Two families \[ \Psi = \{ \psi_{i,j,k} = 2^{j/2} \psi_i (2^j\cdot - k): 1 \leq i \leq N, j,k \in {\mathbf Z} \} \] and \[ \tilde \Psi = \{ \tilde\psi_{i,j,k} = 2^{j/2} \tilde\psi_i (2^j\cdot - k): 1 \leq i \leq N, j,k \in {\mathbf Z} \} \] are called sibling frames if the frame generators \(\psi_i, \tilde\psi_i, i=1, \ldots, N\), are generated by the same refinable function \(\phi\), if they are Bessel families, and if the duality relation \(\langle f,g \rangle = \sum_{i=1}^N \sum_{j,k \in {\mathbb{Z}}} \langle f, \psi_{i,j,k} \rangle \langle \tilde\psi_{i,j,k}, g \rangle\) holds for all \(f,g \in L^2({\mathbb{R}})\).
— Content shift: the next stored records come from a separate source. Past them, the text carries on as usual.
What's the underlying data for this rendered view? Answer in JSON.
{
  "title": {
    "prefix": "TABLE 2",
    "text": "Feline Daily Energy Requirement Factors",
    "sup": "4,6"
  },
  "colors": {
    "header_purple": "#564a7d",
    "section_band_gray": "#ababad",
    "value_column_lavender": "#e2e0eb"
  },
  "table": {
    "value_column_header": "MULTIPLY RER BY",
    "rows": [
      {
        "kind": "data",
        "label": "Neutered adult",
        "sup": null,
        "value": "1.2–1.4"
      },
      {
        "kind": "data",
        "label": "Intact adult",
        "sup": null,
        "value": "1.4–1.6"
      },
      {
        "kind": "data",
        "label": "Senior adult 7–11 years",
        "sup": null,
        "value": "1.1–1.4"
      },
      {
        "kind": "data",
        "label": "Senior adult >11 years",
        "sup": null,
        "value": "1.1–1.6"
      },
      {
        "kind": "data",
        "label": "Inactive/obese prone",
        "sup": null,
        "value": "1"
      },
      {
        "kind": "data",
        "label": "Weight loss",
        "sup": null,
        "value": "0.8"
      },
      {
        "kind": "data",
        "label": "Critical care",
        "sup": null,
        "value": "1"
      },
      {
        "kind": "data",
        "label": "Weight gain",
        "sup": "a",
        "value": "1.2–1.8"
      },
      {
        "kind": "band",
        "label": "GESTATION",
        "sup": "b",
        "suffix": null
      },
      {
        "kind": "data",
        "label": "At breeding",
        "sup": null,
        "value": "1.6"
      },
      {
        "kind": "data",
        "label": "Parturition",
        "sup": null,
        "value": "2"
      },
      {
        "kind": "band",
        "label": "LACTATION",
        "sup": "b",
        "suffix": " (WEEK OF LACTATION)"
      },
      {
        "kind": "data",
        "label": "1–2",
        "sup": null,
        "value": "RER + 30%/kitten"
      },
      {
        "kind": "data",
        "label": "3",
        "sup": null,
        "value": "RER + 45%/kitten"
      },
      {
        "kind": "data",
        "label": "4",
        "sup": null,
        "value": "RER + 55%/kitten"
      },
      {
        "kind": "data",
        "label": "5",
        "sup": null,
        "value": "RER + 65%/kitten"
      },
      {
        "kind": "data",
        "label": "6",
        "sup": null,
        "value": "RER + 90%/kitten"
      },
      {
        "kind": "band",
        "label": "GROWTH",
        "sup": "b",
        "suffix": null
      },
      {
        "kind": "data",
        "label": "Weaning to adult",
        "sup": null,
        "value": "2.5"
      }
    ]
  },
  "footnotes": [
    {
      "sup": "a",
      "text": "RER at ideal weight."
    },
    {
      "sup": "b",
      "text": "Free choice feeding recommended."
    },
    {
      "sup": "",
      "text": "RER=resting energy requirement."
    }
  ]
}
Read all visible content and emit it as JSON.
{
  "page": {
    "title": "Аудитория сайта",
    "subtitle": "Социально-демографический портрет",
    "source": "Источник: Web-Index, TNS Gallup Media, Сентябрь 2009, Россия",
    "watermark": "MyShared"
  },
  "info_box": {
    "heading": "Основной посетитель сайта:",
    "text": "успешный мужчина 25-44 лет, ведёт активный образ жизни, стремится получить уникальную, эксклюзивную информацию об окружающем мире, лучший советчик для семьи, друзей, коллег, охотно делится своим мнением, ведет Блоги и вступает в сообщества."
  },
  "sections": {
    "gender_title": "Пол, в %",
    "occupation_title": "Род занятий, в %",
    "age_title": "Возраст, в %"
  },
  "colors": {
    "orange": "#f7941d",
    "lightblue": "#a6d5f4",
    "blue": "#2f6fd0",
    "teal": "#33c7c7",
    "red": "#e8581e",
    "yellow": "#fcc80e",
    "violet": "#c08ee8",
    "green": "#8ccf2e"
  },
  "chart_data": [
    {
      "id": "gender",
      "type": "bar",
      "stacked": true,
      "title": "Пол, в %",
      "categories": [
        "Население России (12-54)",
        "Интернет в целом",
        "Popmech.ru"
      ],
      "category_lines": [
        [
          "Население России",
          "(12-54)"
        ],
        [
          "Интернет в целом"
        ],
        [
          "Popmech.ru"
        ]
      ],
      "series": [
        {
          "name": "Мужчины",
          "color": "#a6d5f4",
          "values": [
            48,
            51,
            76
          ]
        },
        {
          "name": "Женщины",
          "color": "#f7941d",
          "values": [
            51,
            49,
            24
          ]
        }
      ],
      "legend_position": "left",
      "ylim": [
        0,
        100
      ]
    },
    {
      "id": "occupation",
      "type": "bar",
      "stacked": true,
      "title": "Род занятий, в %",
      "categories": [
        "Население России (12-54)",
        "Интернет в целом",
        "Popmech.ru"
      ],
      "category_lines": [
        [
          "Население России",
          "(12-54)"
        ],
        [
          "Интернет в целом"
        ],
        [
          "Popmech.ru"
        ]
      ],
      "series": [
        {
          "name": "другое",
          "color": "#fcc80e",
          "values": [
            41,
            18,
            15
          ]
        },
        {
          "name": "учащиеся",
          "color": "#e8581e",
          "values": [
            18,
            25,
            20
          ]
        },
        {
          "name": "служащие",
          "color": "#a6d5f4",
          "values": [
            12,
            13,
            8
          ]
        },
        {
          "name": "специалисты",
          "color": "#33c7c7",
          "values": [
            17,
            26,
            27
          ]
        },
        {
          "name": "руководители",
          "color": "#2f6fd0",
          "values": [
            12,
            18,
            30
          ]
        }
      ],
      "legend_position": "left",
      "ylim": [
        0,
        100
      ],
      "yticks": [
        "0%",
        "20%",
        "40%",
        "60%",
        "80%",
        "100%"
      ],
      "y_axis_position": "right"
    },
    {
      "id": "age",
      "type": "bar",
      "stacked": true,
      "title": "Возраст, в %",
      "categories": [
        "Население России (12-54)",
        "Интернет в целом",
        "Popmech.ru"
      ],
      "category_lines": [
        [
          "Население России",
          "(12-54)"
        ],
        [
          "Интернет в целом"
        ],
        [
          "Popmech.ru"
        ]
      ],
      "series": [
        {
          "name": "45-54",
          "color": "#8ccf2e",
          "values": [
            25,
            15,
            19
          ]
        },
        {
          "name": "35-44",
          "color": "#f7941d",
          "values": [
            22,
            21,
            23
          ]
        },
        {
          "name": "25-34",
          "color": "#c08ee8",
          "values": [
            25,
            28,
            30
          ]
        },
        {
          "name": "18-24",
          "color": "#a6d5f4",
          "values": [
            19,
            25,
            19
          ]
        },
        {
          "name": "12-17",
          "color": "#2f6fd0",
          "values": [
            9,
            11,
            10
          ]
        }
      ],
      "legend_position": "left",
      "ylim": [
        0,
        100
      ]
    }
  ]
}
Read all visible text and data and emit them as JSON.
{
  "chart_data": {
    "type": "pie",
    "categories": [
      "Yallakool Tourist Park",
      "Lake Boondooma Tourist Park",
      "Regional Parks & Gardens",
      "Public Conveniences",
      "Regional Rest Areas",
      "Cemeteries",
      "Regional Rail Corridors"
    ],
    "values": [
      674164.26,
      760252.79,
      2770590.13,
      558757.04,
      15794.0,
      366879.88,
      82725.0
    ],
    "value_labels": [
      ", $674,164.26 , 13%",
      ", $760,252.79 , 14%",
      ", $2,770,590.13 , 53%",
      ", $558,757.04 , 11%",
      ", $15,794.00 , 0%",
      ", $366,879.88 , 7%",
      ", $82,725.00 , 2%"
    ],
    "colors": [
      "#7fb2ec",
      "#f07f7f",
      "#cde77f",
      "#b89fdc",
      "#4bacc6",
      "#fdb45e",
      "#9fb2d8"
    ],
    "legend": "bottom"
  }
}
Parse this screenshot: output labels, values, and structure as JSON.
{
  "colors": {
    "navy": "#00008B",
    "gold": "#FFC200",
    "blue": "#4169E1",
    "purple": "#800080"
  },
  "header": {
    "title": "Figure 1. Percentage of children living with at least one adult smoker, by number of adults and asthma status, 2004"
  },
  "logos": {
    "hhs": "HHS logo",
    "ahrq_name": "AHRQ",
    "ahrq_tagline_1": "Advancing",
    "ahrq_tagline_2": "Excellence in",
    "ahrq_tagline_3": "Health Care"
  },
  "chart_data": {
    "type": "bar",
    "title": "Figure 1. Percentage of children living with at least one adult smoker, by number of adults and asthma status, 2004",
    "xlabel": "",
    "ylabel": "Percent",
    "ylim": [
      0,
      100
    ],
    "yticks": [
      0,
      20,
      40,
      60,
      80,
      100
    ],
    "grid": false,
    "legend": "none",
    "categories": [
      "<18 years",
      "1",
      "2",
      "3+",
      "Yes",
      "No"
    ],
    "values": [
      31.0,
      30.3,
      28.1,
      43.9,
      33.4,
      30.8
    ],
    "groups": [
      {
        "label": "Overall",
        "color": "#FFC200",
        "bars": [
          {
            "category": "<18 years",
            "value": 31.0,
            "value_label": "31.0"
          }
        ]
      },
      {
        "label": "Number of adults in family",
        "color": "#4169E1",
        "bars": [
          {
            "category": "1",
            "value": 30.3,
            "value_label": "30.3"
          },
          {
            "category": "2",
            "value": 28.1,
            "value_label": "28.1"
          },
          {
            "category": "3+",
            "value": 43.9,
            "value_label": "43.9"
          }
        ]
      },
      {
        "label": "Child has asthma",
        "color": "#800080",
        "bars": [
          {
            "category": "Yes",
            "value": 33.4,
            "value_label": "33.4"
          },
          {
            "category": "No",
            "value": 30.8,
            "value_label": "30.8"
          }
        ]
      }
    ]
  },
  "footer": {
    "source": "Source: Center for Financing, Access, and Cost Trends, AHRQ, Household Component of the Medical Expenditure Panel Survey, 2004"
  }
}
One of the main results of the paper under review is that there exist two compactly supported sibling frames with the maximal number of vanishing moments, which can be chosen to be symmetric or antisymmetric. The proof of this result is constructive. The authors also provide the characterization of sibling frames in terms of the vanishing moment recovery function, which is then used in the construction of a tight frame for \(L^2({\mathbf R})\) with two compactly supported generators that both have the maximal number of vanishing moments. This tight frame does not have symmetry or antisymmetry.
The results obtained in this paper are related to the work of I. Daubechies, B. Han, A. Ron and Z. Shen [“Framelets: MRA-based constructions of wavelet frames”, Appl. Comput. Harmon. Anal. 14, No. 1, 1-46 (2003; Zbl 1035.42031)].